The south Florida afternoon sun bore down upon us, and it followed us as we made our way across the asphalt of the parking lot.  Humid drafts of tropical air steamed off the baking pavement.  On waves of convection, they carried the sultry scents and sounds of summer.  Pine and citrus and grass.  Melting tar.  Voices and birds and crickets.

It made me think of other suns.  The suns of Rudyard Kipling in Bombay.  The blanched whiteness of suns in black and white photographs.  Parching tough-guy suns along cowboy trails in Tuscon.  Torrid tropical suns in Houston and Galveston and New Orleans.  Like Hollywood sets, set in time and illuminated by the feverish flash bulbs of rays long fallen and forgotten.

The same sun that drives the cycle of days, of years, of instance and infinity falls on me now.  I squint past the cars and shopping carts.  I imagine these rays falling in this same spot when it was filled with Palmetto and scrub, live oak and lizard.  And before that, Calusa, in this same oven-like space, sweltering on this same spot, squinting like me, smelling citrus and sweet grass.

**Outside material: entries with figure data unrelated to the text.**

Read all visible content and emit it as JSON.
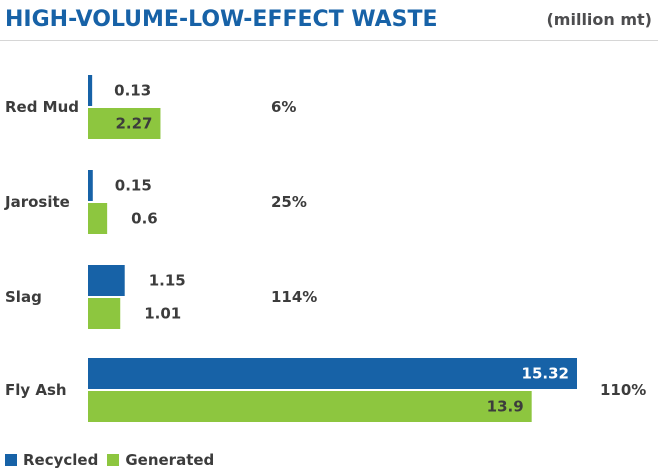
{
  "title": "HIGH-VOLUME-LOW-EFFECT WASTE",
  "unit": "(million mt)",
  "legend": {
    "recycled": "Recycled",
    "generated": "Generated"
  },
  "colors": {
    "recycled": "#1762a7",
    "generated": "#8dc63f",
    "text": "#3c3c3c",
    "inner_label": "#ffffff"
  },
  "chart_data": {
    "type": "bar",
    "orientation": "horizontal",
    "categories": [
      "Red Mud",
      "Jarosite",
      "Slag",
      "Fly Ash"
    ],
    "series": [
      {
        "name": "Recycled",
        "values": [
          0.13,
          0.15,
          1.15,
          15.32
        ],
        "labels": [
          "0.13",
          "0.15",
          "1.15",
          "15.32"
        ]
      },
      {
        "name": "Generated",
        "values": [
          2.27,
          0.6,
          1.01,
          13.9
        ],
        "labels": [
          "2.27",
          "0.6",
          "1.01",
          "13.9"
        ]
      }
    ],
    "percentages": [
      "6%",
      "25%",
      "114%",
      "110%"
    ],
    "xlim": [
      0,
      15.32
    ],
    "grid": false,
    "legend_position": "bottom-left"
  }
}
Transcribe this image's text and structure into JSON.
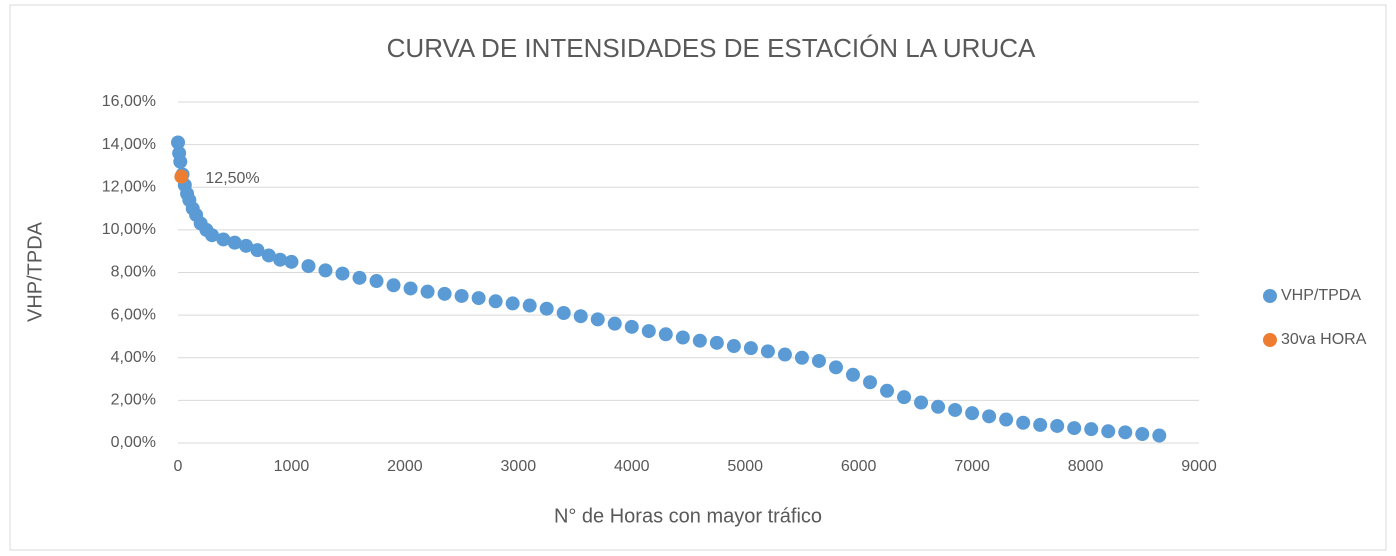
{
  "chart_data": {
    "type": "scatter",
    "title": "CURVA DE INTENSIDADES DE ESTACIÓN  LA URUCA",
    "x_label": "N° de Horas con mayor tráfico",
    "y_label": "VHP/TPDA",
    "series": [
      {
        "name": "VHP/TPDA",
        "color": "#5b9bd5",
        "x": [
          0,
          10,
          20,
          40,
          60,
          80,
          100,
          130,
          160,
          200,
          250,
          300,
          400,
          500,
          600,
          700,
          800,
          900,
          1000,
          1150,
          1300,
          1450,
          1600,
          1750,
          1900,
          2050,
          2200,
          2350,
          2500,
          2650,
          2800,
          2950,
          3100,
          3250,
          3400,
          3550,
          3700,
          3850,
          4000,
          4150,
          4300,
          4450,
          4600,
          4750,
          4900,
          5050,
          5200,
          5350,
          5500,
          5650,
          5800,
          5950,
          6100,
          6250,
          6400,
          6550,
          6700,
          6850,
          7000,
          7150,
          7300,
          7450,
          7600,
          7750,
          7900,
          8050,
          8200,
          8350,
          8500,
          8650
        ],
        "values": [
          14.1,
          13.6,
          13.2,
          12.6,
          12.1,
          11.7,
          11.4,
          11.0,
          10.7,
          10.3,
          10.0,
          9.75,
          9.55,
          9.4,
          9.25,
          9.05,
          8.8,
          8.6,
          8.5,
          8.3,
          8.1,
          7.95,
          7.75,
          7.6,
          7.4,
          7.25,
          7.1,
          7.0,
          6.9,
          6.8,
          6.65,
          6.55,
          6.45,
          6.3,
          6.1,
          5.95,
          5.8,
          5.6,
          5.45,
          5.25,
          5.1,
          4.95,
          4.8,
          4.7,
          4.55,
          4.45,
          4.3,
          4.15,
          4.0,
          3.85,
          3.55,
          3.2,
          2.85,
          2.45,
          2.15,
          1.9,
          1.7,
          1.55,
          1.4,
          1.25,
          1.1,
          0.95,
          0.85,
          0.8,
          0.7,
          0.65,
          0.55,
          0.5,
          0.42,
          0.35
        ]
      },
      {
        "name": "30va HORA",
        "color": "#ed7d31",
        "x": [
          30
        ],
        "values": [
          12.5
        ],
        "value_labels": [
          "12,50%"
        ]
      }
    ],
    "xlim": [
      0,
      9000
    ],
    "xticks": [
      0,
      1000,
      2000,
      3000,
      4000,
      5000,
      6000,
      7000,
      8000,
      9000
    ],
    "ylim": [
      0,
      16
    ],
    "yticks": [
      {
        "value": 0,
        "label": "0,00%"
      },
      {
        "value": 2,
        "label": "2,00%"
      },
      {
        "value": 4,
        "label": "4,00%"
      },
      {
        "value": 6,
        "label": "6,00%"
      },
      {
        "value": 8,
        "label": "8,00%"
      },
      {
        "value": 10,
        "label": "10,00%"
      },
      {
        "value": 12,
        "label": "12,00%"
      },
      {
        "value": 14,
        "label": "14,00%"
      },
      {
        "value": 16,
        "label": "16,00%"
      }
    ],
    "grid": true,
    "legend": "right"
  }
}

It is a feeling of resonance, of self, of existence.  Of a moment.  A metaphysical realization. 

This time, this now, is as temporary and fleeting as the neon green ferris wheel that once stood here, stretching into the Florida night sky, on the gravel and shell; corn dogs and music and summer blue dresses. 

I remember other spaces under this same sun, with the bright intensity of that moment in time; ageless in memory - yet somehow sad with the recalling.   Squinting across dusty baseball diamonds and smelling the freshly cut outfield grass - times when my boys were mine, fully and deeply, with heart and soul.  Sitting in sandboxes and listening to cicadas, surrounded by barbie dolls and summer slip and slides. 

A squint, a focus, a memory, a stirring of the soul.

These feverish rays define our days, our seasons, our lives.  As I feel them, they remind me of other suns on other days.